LE POUVOIR QUI FAIT TANT DEFAUT

Il ne faut pas être un stratège du Ministère des Finances ou un économiste distingué pour constater que dans quelques semaines la France touchera le fond en matière économique.

Il suffisait d’effectuer en cette soirée de dimanche le tour des stands de produits labellisés de qualité sur  » Label Fête  » de Créon. Depuis que j’ai créé, il y a une quinzaine d’années, ce rendez-vous entre producteurs et consommateurs on n’avait jamais constaté une telle baisse du chiffre d’affaires.  » Ceux qui, parmi nos clients habituels, prenaient 12 bouteilles n’en ont pris que 6 et ceux qui en achetaient 6 ils n’en ont pris que 3 ! Et je ne parle pas des gens qui passent, regardent et savent qu’ils ne peuvent même plus se payer une vraie bouteille de vin de Bordeaux  » m’expliquait une viticultrice de Puisseguin Saint Emilion.

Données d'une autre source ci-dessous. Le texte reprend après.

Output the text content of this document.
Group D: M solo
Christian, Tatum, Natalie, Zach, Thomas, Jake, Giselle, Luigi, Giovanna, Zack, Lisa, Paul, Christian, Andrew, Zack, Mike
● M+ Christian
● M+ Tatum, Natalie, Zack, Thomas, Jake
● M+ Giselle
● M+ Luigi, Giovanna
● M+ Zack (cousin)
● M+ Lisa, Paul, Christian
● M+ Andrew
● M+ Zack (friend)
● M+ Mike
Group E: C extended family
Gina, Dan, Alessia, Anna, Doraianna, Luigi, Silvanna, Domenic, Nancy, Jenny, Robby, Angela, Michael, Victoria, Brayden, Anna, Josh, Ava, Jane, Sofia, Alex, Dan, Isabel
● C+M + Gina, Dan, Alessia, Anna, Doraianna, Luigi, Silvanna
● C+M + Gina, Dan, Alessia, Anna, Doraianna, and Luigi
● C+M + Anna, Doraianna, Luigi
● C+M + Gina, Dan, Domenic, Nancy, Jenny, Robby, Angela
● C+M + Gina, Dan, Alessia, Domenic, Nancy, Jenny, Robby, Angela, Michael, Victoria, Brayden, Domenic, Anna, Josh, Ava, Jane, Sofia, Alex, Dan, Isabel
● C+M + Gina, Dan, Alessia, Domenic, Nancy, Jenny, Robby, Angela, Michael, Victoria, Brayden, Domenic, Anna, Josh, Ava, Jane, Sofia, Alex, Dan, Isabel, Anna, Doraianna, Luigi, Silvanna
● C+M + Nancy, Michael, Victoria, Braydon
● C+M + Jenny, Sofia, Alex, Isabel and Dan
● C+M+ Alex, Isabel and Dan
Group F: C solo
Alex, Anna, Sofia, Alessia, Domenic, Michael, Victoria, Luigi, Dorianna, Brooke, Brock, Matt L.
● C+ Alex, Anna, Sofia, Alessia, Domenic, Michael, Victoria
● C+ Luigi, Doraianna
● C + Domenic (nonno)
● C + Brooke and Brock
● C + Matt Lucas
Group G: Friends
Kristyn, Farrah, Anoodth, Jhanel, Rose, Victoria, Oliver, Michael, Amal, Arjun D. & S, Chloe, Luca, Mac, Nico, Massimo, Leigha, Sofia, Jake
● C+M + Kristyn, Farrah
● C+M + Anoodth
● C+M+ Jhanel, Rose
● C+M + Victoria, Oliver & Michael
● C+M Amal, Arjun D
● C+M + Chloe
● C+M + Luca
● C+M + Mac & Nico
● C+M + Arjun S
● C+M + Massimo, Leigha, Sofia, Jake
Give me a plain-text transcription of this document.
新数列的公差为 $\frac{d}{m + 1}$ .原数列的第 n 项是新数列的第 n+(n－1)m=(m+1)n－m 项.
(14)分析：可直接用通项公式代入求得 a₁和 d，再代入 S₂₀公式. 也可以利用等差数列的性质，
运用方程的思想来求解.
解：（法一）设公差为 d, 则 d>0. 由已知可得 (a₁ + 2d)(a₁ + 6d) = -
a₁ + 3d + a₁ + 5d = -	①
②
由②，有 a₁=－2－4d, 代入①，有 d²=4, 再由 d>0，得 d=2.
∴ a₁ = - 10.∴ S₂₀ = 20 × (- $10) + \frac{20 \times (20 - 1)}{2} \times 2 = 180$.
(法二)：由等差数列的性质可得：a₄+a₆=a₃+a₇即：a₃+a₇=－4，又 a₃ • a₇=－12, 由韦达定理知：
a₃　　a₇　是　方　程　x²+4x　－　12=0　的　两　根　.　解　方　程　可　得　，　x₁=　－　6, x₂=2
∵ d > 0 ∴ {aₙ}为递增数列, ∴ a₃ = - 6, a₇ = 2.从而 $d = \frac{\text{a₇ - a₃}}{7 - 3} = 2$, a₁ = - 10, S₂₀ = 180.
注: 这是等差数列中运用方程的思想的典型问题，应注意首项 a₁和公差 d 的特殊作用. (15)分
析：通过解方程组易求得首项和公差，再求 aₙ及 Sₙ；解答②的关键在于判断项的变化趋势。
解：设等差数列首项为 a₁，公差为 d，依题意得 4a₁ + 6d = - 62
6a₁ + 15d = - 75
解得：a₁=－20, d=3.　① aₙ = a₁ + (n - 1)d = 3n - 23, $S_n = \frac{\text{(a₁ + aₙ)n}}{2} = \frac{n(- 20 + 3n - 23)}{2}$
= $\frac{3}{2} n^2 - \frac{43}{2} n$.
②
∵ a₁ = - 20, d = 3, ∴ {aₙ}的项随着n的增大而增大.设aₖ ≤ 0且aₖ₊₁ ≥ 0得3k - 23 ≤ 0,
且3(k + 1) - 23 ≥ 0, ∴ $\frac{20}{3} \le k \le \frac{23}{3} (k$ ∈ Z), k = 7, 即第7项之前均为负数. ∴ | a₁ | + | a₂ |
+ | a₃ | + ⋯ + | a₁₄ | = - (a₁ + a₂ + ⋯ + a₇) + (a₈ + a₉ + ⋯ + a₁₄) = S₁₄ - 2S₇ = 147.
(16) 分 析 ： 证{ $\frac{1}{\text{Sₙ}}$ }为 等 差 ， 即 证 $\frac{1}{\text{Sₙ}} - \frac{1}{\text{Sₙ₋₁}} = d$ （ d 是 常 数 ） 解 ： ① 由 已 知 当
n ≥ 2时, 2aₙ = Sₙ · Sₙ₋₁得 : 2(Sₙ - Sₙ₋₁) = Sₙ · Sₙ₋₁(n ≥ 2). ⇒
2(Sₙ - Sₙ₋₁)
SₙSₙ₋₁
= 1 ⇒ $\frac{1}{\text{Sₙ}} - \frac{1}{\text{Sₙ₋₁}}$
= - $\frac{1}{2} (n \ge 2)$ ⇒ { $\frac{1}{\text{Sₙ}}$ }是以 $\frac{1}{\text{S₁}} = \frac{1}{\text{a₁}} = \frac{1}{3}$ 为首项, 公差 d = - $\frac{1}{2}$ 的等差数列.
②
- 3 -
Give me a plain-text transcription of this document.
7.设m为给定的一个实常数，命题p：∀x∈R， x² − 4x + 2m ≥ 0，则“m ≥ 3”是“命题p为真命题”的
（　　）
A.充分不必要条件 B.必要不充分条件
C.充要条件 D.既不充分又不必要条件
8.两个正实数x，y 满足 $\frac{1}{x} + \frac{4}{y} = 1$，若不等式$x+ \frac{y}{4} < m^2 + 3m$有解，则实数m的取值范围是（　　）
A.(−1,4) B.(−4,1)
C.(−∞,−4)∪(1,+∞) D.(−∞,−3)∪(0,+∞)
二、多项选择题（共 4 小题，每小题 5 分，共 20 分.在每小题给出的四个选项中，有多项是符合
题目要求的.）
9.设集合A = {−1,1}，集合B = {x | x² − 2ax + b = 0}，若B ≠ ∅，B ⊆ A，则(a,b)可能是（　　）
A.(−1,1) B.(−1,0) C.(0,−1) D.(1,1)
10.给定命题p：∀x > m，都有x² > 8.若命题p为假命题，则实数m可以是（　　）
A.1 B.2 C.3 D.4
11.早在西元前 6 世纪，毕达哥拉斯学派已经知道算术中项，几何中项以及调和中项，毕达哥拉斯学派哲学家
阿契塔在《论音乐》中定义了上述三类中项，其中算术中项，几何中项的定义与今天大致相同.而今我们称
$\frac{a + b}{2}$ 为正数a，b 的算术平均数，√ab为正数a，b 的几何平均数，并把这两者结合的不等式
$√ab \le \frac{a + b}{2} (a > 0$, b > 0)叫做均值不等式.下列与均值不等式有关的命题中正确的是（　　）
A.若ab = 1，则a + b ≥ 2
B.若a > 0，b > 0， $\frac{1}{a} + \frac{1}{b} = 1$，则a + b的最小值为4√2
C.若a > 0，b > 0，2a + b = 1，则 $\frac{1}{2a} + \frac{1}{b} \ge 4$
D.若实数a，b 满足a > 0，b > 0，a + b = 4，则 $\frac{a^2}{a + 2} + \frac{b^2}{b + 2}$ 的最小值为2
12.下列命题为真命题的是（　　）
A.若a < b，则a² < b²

Le constat était identique sur tous les stands pourtant dédiés à la gastronomie de tous les genres :  » les gens n’ont plus d’argent pour ce qui est leur parait superflu ! « . En fait je pensais en l’écoutant à ce que j’avais entendu sur une radio en allant, comme à l’habitude, d’une réunion à une autre. Un femme s’exprimait sur ce qu’elle souhaitait dans son quartier pour améliorer son cadre de vie.  » Il nous faudrait un discount proposait cette mère de famille car nous pourrions accéder à des produits pas chers que nous n’avons pas !  » Elle ne parlait pas des grands enjeux planétaires mais plus concrètement du sentiment actuel qu’il faudrait aller de plus en plus à l’essentiel avec des moyens réduits. Dommage que le gouvernement n’ait que des indices de Bercy pour mesurer cette angoisse de la fin du mois paralysant tous les projets. Dimanche soir, le constat ne changeait guère d’un producteur à un autre : la qualité ne paie plus car les consommateurs deviennent esclaves de la faiblesse de leur pouvoir d’achat. Quels sont les acheteurs avertis, dans le contexte social actuel, d’un Armagnac hors d’âge soigneusement élaboré dans des fûts de chêne ? Quels sont les chalands qui peuvent s’offrir un fromage de brebis artisanal fabriqués par un berger sans terre du Pays basque ? Où se trouvent les acquéreurs de chapons fermiers élevés au pays ? Dans l’immédiat on songe d’abord à l’huile, au pain, aux yaourts, aux pâtes, au steak haché, au papier essuie-tout mais pas nécessairement à ces produits qui agrémentent le quotidien d’une touche de richesse que l’on n’a plus !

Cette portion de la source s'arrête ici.